Rose était l’une des personnes dont il était le plus proche à l’O. Et il l’estimait plus digne de confiance que Sean, qui se targuait pourtant d’être son meilleur ami. Mais au fond, entre indécis, ils se reconnaissaient. Instinctivement, viscéralement. Il ne savait pas si Rose avait vraiment un lien avec la mutinerie américaine, mais il savait, oh oui il savait qu’elle songeait sérieusement à tout plaquer. Ca se voyait dans son regard. Il portait le même dans le miroir tous les matins.

« J’ai entendu parler de Jones. Elle est… Redoutable, parait-il. »

A l’évocation de Brook, Tony ne put empêcher un sourire de se laisser s’épanouir sur ses lèvres.

« Elle est féroce. »
« Féroce, c’est le mot que j’avais entendu, oui. J’ai hâte de la voir en action. »

Tony jeta un coup d’œil en biais à Kennedy, qui partit d’un léger éclat de rire.

« Je vois. Toi et Jones… »
« Moi et Jones, ouais. T’avise pas de poser tes sales pattes sur elle. Avant que j’te décroche ma plus belle droite, elle t’aura déjà émasculé, t’façon. Mais ça m’empêchera pas de te décrocher ma plus belle droite. »
« Relax amigo ! » Se défendit Kennedy en levant les bras. « J’ai aucune intention envers elle. Je sais que je suis un vieux bonhomme, mais je ne suis pas de ceux qui font dans la viande fraîche ! »

Vieux bonhomme. Tony n’aurait probablement pas qualifié Tom Kennedy de la sorte. Certes, il était pratiquement un pied sur le palier de la retraite – si le concept avait au moins existé dans la charte de l’O en tout cas – mais il portait ses traits marqués et burinés avec fierté, et une évidente autorité. Tom Kennedy était de ceux qui imposaient le respect. Et l’admiration. De ceux qui pourraient bien entraîner les plus dévots des soldats de l’O dans son sillage. Qui arriverait à retourner la plus convaincue des Brooklyn Jones contre son créateur.

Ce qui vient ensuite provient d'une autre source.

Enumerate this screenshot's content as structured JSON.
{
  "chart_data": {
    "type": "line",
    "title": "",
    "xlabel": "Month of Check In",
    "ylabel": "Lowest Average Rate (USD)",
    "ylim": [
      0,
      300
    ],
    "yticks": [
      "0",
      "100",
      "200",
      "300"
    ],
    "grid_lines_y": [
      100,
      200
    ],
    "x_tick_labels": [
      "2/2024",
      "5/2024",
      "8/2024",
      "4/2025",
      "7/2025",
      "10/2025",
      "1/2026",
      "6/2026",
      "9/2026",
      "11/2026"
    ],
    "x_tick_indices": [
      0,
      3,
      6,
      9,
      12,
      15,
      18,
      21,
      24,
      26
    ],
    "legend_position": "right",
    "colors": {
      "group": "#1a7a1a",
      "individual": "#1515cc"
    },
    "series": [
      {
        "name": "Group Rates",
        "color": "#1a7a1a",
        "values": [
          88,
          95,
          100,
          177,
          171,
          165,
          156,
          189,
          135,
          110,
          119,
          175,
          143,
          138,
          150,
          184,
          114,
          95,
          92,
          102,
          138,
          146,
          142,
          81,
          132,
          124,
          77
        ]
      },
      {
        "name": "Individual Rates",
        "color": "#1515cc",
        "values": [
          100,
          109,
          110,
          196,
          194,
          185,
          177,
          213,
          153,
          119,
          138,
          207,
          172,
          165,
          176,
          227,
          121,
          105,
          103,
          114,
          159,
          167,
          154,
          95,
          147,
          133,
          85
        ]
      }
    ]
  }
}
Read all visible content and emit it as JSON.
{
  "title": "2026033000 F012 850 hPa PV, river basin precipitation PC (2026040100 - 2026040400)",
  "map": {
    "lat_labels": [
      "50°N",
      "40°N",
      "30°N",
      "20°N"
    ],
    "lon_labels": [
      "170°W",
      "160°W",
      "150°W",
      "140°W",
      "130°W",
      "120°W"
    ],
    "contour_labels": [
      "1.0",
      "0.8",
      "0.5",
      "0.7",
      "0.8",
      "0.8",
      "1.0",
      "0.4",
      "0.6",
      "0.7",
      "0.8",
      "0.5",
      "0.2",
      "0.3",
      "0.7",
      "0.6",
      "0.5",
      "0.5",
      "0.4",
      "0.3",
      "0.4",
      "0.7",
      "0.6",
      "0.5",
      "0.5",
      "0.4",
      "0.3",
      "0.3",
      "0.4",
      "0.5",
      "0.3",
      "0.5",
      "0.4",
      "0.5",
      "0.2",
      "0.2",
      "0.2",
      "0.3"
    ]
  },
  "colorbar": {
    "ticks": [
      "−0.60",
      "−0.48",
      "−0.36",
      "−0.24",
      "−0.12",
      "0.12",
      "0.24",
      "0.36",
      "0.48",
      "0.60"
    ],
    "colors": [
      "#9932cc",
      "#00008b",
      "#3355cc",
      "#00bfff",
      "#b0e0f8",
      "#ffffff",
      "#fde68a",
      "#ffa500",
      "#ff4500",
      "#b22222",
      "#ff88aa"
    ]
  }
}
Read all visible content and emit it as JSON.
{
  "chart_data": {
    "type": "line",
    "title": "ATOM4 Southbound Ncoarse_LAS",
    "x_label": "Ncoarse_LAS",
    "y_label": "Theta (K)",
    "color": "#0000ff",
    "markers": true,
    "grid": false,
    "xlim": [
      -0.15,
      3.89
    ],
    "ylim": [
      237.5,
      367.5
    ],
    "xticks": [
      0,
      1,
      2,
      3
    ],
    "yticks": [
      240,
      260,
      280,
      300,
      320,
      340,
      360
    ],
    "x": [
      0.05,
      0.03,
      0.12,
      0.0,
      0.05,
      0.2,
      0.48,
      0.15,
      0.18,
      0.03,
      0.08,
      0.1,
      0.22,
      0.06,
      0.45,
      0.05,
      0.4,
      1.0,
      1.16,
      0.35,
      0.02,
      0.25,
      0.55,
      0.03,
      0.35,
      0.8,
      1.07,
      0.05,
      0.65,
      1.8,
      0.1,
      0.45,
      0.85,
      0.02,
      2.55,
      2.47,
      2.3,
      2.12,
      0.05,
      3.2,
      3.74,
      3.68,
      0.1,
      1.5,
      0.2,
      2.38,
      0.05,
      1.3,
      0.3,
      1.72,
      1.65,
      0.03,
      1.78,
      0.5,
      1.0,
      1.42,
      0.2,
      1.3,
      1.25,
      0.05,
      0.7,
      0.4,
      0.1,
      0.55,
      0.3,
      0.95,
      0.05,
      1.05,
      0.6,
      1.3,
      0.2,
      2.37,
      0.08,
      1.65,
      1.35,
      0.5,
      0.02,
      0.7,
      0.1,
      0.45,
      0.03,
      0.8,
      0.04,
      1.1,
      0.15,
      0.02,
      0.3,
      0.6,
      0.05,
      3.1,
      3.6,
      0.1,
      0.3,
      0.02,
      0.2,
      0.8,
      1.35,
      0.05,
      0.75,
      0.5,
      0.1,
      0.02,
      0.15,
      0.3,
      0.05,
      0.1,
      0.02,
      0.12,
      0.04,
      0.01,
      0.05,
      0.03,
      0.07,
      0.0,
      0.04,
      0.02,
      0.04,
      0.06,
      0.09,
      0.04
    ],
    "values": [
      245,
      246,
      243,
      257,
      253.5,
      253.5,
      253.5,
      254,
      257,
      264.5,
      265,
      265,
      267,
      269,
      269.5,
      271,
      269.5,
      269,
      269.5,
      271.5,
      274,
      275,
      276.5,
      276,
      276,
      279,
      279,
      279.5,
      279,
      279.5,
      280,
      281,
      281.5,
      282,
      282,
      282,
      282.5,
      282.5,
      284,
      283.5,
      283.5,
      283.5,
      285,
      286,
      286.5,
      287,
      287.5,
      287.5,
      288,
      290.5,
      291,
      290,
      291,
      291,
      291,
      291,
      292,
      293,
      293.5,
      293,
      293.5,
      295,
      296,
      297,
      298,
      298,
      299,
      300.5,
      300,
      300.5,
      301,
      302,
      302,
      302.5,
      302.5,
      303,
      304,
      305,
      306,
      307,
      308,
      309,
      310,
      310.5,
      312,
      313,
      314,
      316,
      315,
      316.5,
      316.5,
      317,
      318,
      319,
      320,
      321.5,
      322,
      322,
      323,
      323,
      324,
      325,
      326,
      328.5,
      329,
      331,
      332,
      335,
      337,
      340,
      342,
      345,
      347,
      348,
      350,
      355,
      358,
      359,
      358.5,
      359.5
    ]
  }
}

Il y eut un moment de silence entre les deux hommes. Tom finit par s’arrêter de marcher. Il enfonça les mains dans ses poches et détailla Tony de la tête aux pieds.

« Je ne suis pas celui que tu crois, gamin. » Affirma-t-il simplement. Tony hocha la tête. L’information ne mangeait pas de pain quand on n’était pas rongé par le doute comme lui. Sans un mot de plus, ils se quittèrent.

Tony appela Brooklyn pour l’avertir de sa mission au sujet de l’interrogatoire de Corey Taylor en compagnie de Jason. Lui, pendant ce temps, il était libéré de ses obligations.

***


La nuit était déjà bien avancée lorsque Brooklyn franchit la porte de la petite chambre qui leur avait été prêtée. Tony, en l’attendant, avait lancé une conversation Skype avec Santo. Le bambin se tenait sur les genoux de Julia, qui avait promis de s’occuper de lui pendant leur absence, à défaut de Rose. Véritable tête brûlée du haut de ses trois printemps, il n’en avait rien à faire de ce que pouvait lui raconter son père de l’autre côté de l’écran. Il s’échinait à empoigner tout ce qui se trouvait à portée de ses menottes sur le bureau, et prenait un soin tout particulier à tout détruire comme un bulldozer, au grand dam de Julia qui peinait à réfréner ses pulsions destructrices.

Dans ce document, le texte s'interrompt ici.